La “riconquista” ebbe successo per un certo periodo, anche se Giustiniano aveva dovuto schierare le sue truppe pure contro la Persia lungo la frontiera orientale; tuttavia, c’erano stati troppi cambiamenti per un periodo eccessivamente lungo per permettere uan duratura restaurazione dell’impero ed i successori di Giustiniano ebbero addirittura difficoltà a mantenere un numero di forze adeguate sul fronte orientale.
Dopo le invasioni persiane agli inizi del settimo secolo e le conquiste arabe che ebbero luogo subito dopo, Oriente ed Occidente furono separati in maniera ancor più netta.
Agostino trascorse un periodo di 35 anni come vescovo di Ippona, sulla costa oggi algerina del Nord Africa, quasi al confine tra l’Algeria e la Tunisia: egli morì proprio quando i vandali erano passati dalla Spagna nel Nord Africa ed avevano iniziato la loro conquista della provincia.
La città di Dio è una delle sue ultime opere, scritta in arco di tempo di circa 14 anni e conclusa nel 427 d. C.
Alcuni degli aristocratici cristiani erano fuggiti da Roma nel Nord Africa quando Roma era stata saccheggiata da Alarico nel 410 d. C.; essi necessitavano di una risposta per le sarcastiche osservazioni dei pagani, secondo cui Dio aveva permesso che un tale disastro accadesse nonostante Roma fosse una città cristiana.
La risposta di Agostino si articolò si articolò in 32 libri di lunghe e spesso difficili argomentazioni.
Egli cercò sia di mostrare che la cultura pagana era manchevole e basata sull’errore, sia di convincere i cristiani dotti che costituivano il suo pubblico per quest’opera che anch’essi erano in errore se pensavano che il solo essere cristiani avrebbe loro garantito la felicità e la prosperità sulla terra.
Anzi, la città celeste, Gerusalemme contrapposta ad Atene, era un concetto spirituale che esiste in noi stessi e nella vita futura.
L’ultimo libro analizza in dettaglio il tipo di vita che le persone virtuose possono attendersi in paradiso dopo il giudizio che separerà i credenti dai non credenti.

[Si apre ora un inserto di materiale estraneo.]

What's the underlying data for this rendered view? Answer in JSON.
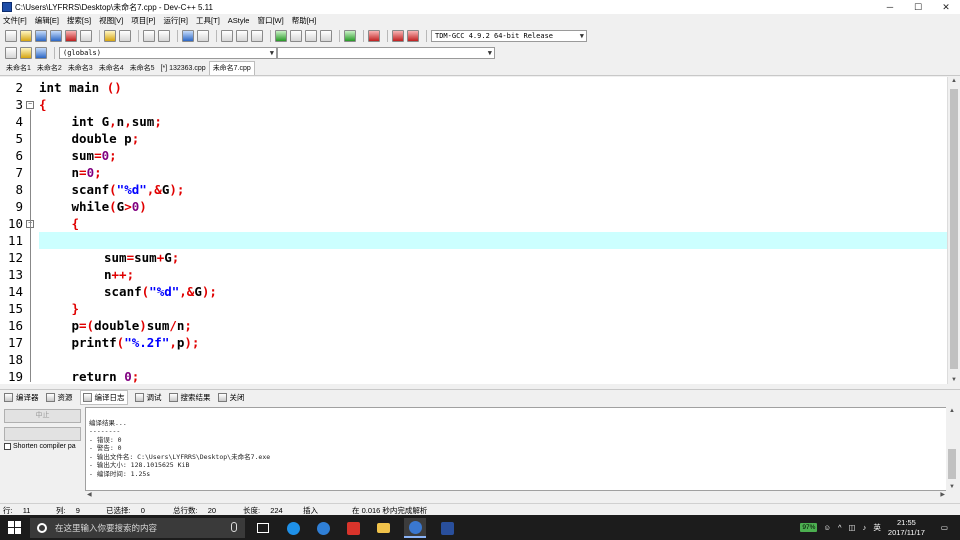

Ma La città di Dio è anche  una grande opera di teoria politica che passa in rassegna ed interpreta la storia di Roma dal suo anno di fondazione secondo la tradizione, il 753 a. C., fino all’epoca cui viveva Agostino.
Egli intendeva dimostrare che il mondo era governato secondo un modello provvidenziale cristiano; pertanto, Agostino doveva dare una spiegazione del passato pagano di Roma agli occhi dei cristiani e rigettare le argomentazioni dei pagani, ossia che il sacco di Roma del 410 d. C. invalidasse la dottrina della provvidenza cristiana.
Così Agostino, egli stesso imbevuto di cultura classica, sostenne che la Roma pagana era basata sull’errore; non solo: neppure la Roma di Cicerone e di Livio era stata in grado di realizzare il modello di Stato che Cicerone teorizza nel De repubblica; ciò accadde, secondo l’opinione di Agostino, perché lo Stato romano non era basato sulla giustizia, il che vuol dire dare a Dio il dovuto come pure agli uomini.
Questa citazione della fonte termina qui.